Countries like Afghanistan have begun to see more cases of COVID-19 in recent days. However, even without the global pandemic, Afghan refugee camps already lack necessary health infrastructure - a major coronavirus outbreak could devastate countries with high refugee populations. 

“The norm in the Afghan refugee camps that I have visited is that people who are sick look even just across the road, and they see big, modern hospitals, and they can’t go near them,” Kelly told Sputnik. “The norm is that people die at early ages. The norm is to see young people curled up in a ball and shuddering and not able to get any medicines or pain relief even after they have been maimed by a US drone attack. I’ve been with children who can’t get prostheses.”

“There’s just no question of a [good] health care delivery system being available in Afghanistan. That’s deteriorated almost completely under all of these years of war,” Kelly explained.

In an appeal on Monday, United Nations (UN) Secretary-General António Guterres urged for a global ceasefire so that governments worldwide can unite against the coronavirus pandemic.

“The fury of the virus illustrates the folly of war. That is why today, I am calling for an immediate global ceasefire in all corners of the world.  It is time to put armed conflict on lockdown and focus together on the true fight of our lives,” Guterres said.

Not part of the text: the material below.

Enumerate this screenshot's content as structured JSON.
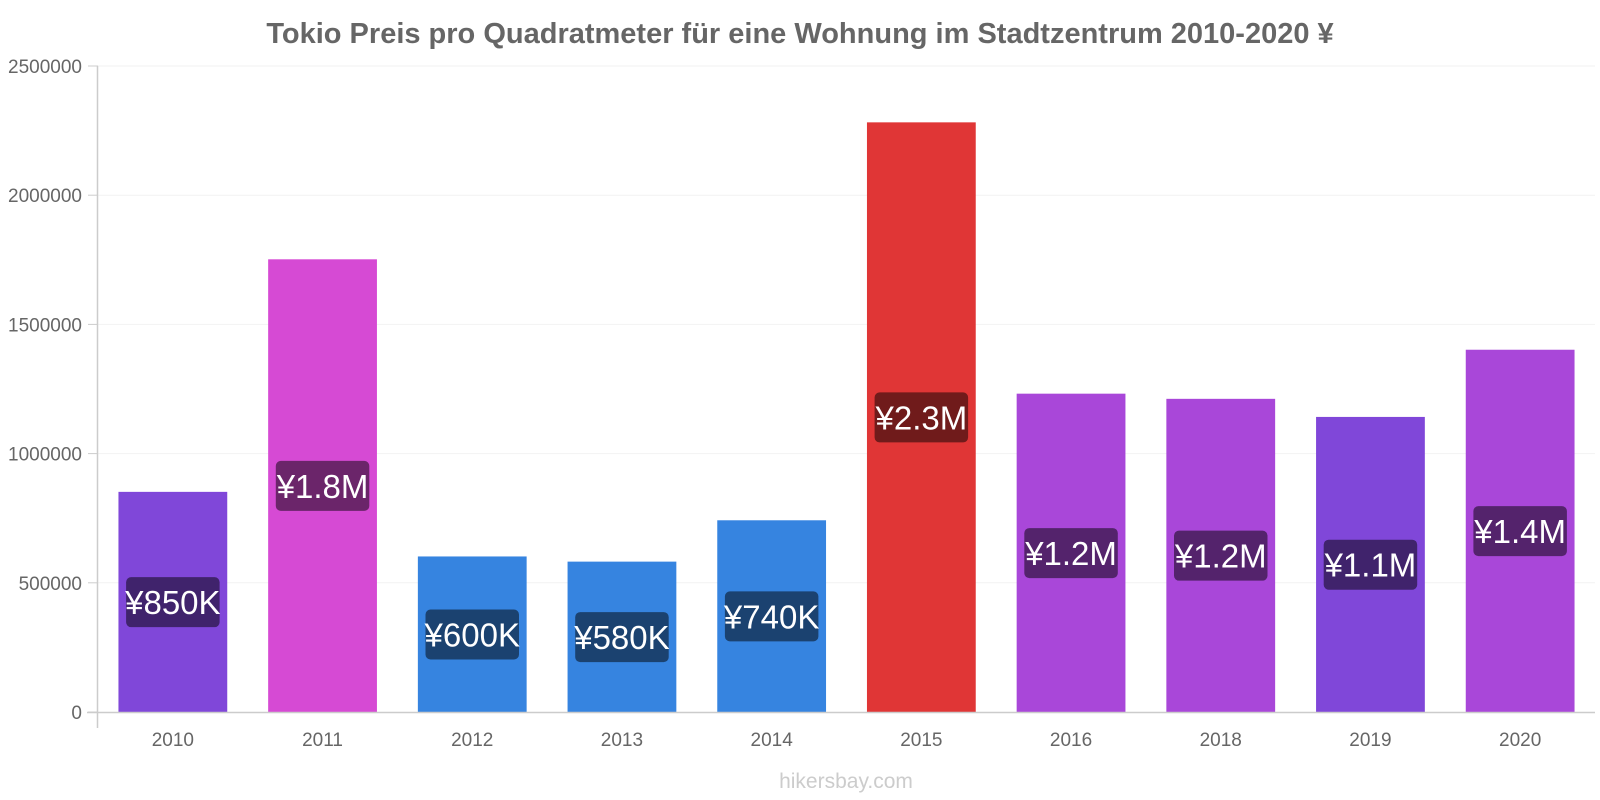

Such a global ceasefire would “certainly constitute the lifting of economic sanctions which constitute war against other countries,” Kelly pointed out.

“If the nations of the world were not dominated by this UN Security Council [composed of six permanent members: China, France, Russia, the UK and the US], then I think that António Guterres’ call could be heeded in many parts of the world, because there wouldn’t be the wheeling and dealing that the Security Council always imposes, looking after the interests of their own elites,” Kelly noted.